Hair Loss Restoration Treatment
Scarring alopecia can involve a lot of damage and permanent hair loss. For this reason treatment of scarring alopecia is usually quite aggressive. The nature of treatment varies depending on the particular diagnosis. Scarring alopecias caused by lymphocyte inflammation are generally treated with corticosteroids applied as topical creams or by their injection into the affected skin. In addition, antimalarial and isotretinoin drugs may be used. The scarring alopecias caused by inflammation comprised of neutrophils or a mixture of cells is typically treated with antibiotics and isotretinoin.

Drugs like methotrexate, tacrolimus, cyclosporin and even thalidomide have been used experimentally to treat some forms of scarring alopecia. Once a scarring alopecia has reached the burnt out stage and there has been no more hair loss for a few years, small bald areas can be surgically removed. Hair Transplant Surgery is another hair loss treatment option available for bigger patches of bald scalp.

Infection as Cause of Hair Loss

The disease is caused by the fungus getting into the hair fiber and making them brittle to break off easily leaving a bald patch of skin. The affected areas are in form of scaly patches that are often itchy, red and inflamed, that may blister and ooze. The patches are usually redder around the outside with a more normal skin tone in the center.

Hair Loss Restoration Treatment
Treatment with Griseofulvin is the most common treatment approach for ringworm. The Griseofulvin blocks the fungus from infecting the keratin. More recently some fungi that cause tinea capitis have been showing some resistance to the drug Griseofulvin. As an alternative to Griseofulvin, newer anti-fungal drugs like Terbinafine, Itraconazole, and Fluconazole can also be prescribed as a hair loss restoration treatment

Folliculitis is a term for focal inflammation of hair follicles. It looks like acne with little rings of inflammation surrounding the opening of a hair follicle. In the early stages of a folliculitis the hair fiber may still be present in the middle of the folliculitis, but as the folliculitis progresses the hair often falls out. It is also possible to have viral, fungal, or yeast induced folliculitis.

Hair Loss Restoration Treatment
Non-prescription topical antibiotics like bacitracin, mycitracin, or neomycin are used as hair loss restoration treatment options for minor folliculitis. For more serious infections, oral antibiotics such as erythromycin can be used. Hair loss restoration treatment with griseofulvin is also possible if the infection is fungal in nature.

Piedra (Trichomycosis Nodularis) is a condition where the hair fibers are infected by a fungus. The visible indicator of a piedra infection is development of hard nodules on hair fibers.
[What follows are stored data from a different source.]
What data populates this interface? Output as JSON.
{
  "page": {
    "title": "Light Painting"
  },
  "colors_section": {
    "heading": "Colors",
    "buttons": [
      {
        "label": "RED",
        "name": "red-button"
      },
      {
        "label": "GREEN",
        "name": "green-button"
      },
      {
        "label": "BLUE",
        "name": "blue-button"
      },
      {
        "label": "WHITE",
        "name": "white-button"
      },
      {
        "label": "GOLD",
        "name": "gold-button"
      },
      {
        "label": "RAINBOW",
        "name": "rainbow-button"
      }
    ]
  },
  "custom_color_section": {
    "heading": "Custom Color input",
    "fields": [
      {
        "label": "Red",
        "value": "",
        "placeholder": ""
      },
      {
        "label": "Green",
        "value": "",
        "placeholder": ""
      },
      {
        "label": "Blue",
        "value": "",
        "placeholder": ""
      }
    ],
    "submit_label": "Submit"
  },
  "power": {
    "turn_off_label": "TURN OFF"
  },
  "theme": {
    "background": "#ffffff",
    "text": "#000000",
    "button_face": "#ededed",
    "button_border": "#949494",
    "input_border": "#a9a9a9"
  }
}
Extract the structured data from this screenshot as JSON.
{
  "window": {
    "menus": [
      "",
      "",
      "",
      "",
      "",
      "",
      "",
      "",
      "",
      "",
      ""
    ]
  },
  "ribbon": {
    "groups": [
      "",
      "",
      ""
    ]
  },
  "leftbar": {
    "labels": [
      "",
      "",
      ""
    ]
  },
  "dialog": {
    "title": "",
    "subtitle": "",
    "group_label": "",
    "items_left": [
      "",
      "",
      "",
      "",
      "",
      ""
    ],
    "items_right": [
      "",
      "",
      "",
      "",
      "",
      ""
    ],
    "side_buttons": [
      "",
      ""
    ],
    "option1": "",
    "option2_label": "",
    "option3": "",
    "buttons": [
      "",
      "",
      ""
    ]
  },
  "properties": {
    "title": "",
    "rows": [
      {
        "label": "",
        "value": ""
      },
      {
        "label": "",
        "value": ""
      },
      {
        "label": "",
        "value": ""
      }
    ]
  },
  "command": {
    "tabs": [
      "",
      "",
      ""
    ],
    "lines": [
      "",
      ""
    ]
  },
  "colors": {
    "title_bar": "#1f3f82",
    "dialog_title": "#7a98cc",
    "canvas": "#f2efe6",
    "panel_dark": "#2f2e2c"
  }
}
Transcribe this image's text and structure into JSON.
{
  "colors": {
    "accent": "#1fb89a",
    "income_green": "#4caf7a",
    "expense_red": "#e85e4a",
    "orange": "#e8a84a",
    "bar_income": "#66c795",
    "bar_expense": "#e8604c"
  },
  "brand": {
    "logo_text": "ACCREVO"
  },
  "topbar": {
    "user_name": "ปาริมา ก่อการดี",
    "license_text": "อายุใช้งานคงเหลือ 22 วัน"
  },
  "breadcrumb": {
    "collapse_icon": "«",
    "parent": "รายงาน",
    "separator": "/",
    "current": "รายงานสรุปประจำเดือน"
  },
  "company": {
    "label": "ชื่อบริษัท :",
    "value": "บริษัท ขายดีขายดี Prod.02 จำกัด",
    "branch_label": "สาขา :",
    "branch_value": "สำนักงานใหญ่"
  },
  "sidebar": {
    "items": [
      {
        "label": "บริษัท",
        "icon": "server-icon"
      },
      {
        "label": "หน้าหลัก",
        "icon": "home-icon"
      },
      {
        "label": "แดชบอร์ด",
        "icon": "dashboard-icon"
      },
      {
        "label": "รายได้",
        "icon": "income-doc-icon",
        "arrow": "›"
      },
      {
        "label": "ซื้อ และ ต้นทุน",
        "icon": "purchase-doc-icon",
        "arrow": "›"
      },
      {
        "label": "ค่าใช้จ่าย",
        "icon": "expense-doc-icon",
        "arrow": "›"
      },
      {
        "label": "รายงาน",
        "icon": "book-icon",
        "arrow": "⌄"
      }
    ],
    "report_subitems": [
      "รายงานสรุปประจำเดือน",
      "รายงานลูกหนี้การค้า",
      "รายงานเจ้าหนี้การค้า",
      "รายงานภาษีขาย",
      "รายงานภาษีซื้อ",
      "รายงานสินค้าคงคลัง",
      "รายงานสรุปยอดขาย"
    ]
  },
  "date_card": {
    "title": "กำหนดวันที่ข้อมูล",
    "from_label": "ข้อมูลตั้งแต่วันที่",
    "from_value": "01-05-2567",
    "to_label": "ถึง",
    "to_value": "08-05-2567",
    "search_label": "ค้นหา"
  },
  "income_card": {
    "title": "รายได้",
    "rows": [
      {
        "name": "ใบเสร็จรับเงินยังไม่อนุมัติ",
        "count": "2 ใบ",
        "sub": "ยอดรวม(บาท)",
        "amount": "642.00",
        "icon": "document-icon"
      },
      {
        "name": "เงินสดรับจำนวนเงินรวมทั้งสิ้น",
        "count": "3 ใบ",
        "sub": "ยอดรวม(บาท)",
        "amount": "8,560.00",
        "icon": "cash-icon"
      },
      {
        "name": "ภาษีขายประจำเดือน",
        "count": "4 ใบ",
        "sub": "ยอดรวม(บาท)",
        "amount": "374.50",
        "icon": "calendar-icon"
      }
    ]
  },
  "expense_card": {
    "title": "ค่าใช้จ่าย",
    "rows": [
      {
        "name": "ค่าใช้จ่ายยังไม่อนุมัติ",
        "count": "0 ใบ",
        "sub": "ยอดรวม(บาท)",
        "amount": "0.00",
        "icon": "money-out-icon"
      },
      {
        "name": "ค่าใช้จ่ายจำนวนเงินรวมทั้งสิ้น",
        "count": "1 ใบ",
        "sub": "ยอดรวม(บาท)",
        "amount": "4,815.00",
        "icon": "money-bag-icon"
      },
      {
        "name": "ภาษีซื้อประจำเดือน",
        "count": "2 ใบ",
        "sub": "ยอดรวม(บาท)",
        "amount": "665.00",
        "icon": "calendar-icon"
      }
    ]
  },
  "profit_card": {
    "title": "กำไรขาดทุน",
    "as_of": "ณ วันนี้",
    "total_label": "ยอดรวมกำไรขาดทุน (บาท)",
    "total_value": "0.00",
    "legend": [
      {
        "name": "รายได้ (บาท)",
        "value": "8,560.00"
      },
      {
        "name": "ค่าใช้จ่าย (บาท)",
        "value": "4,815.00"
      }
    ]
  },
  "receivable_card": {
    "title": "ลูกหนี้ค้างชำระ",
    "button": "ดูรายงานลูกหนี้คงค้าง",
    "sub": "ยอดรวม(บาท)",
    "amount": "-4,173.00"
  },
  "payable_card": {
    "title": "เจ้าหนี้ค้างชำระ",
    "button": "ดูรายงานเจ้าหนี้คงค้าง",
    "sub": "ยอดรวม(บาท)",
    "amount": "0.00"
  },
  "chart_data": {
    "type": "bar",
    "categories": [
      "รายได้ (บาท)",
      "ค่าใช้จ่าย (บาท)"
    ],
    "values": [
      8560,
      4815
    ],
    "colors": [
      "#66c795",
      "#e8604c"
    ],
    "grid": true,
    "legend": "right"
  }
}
Hair loss restoration treatment generally involves shaving off affected areas or a topical application of salycylic acid or formaldehyde. White piedra is resistant to azole based antifungals, but this category of hair loss restoration treatment is used for black piedra. Oral hair loss restoration treatment with either ketoconazole or terbinafine is also available.

Seborrheic Dermatitis
Seborrheic dermatitis is not an infectious disease, but it can involve infection. Seborrheic dermatitis is a skin disease, but it can also involve temporary hair loss if the dermatitis is located on the scalp or other terminal-haired skin areas. The condition worsens when the excess, rich sebum production in seborrheic dermatitis triggers the proliferation of skin flora. This excessive yeast proliferation causes more irritation and inflammation and can affect hair follicles in the vicinity and cause diffuse hair loss.

Hair Loss Restoration Treatment

The disease can be treated with medicated shampoos. A corticosteroid cream or lotion is also used as hair loss restoration treatment for controlling the immune response. As it is a persistent disease, preventative treatment is useful even when the symptoms are gone.